The 2017 Volvo S90 Sedan Is Just The Ticket For A Summer Drive

Recently, I received a marriage proposal in Italy on the basis that “it is impossible to find a girl who eats as much as you.” This, I admit, was probably a fair calculation on his part. I love to eat, and there is no place I love more than a European petrol station stocked with the latest array of Milka chocolate bars.
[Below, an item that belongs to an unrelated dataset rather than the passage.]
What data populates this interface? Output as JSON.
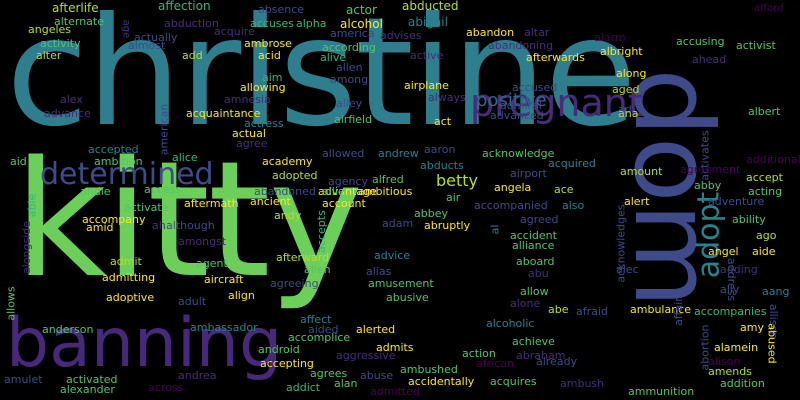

Wandering one such station during a road trip throughSouthern SO +0.23% Spain’s Costa del Sol this week, a purple-packaged Milka boasting a union with Chips Ahoy immediately caught my eye. Twenty seconds later, the bar was unwrapped, and I stood on the hot sidewalk, faced with the very real dilemma of how to finish it before it disintegrated under the 95-degree Spanish sun.

Fortunately, my Volvo S90 was parked at the curb. Inside, the air-cooled glove box compartment would keep it cold for me. There would be no need to make a choice after all between letting the Milka go to waste or stuffing it down my gullet.

To be sure, the Volvo S90 is more than an icebox on wheels, and the heat is on for the Swedish automaker to deliver a legitimate successor to its 2016 sleeper hit, the XC90 crossover that captured 140 awards worldwide. But during our drive through Malaga, Spain, the S90 proved to be a credible luxury sedan with a powerful, fuel-efficient four-cylinder engine that drives more like a V6.

The XC90 has already helped reinvigorate Volvo’s sales, which rose 20% for the first five months of the year against overall industry growth of 1.2%. Granted, Volvo sold only 28,000 vehicles through May, compared with sales of 147,000 for Mercedes and 125,000 for BMW. Still, critics agree Volvo is on a roll, underpinned by a durable new platform and upheld with swank Scandinavian design. That fledgling pedigree should help the S90 hold its own against other luxury mid-size sedans, including the BMW 5-series, Mercedes E-class, Audi A6, Lexus GS, Acura RLX and Infiniti Q70 and assist Volvo in capturing new customers as 150,000 premium sedan leases mature this year.

Aspiring Volvo customers won’t have to wait long. The all-wheel drive, 316-horsepower S90 with Volvo’s turbocharged and supercharged T6 engine, which takes 0 to 60 in 5.7 seconds, goes on sale in July starting at $53,000. The 250-horsepower turbocharged variant with front-wheel drive and Volvo’s smaller T5 engine, capable of traveling from 0 to 60 m.p.h. in 6.5 seconds, goes on sale in September starting at $47,000.

“It’s actually not a refrigerator,” Volvo spokesman Jim Nichols explained after the drive. “It’s an air-cooled compartment. Especially in Europe, a lot of people like to carry fruit with them and keep it in the glove compartment. From an engineering standpoint, it’s just another vent.”

I should note here that we also spent some time behind the wheel of the S90’s chic station wagon version, the V90, which is coming to the U.S. at an undisclosed time for an undisclosed price. What I can tell you, however, is that its glove box worked just as well.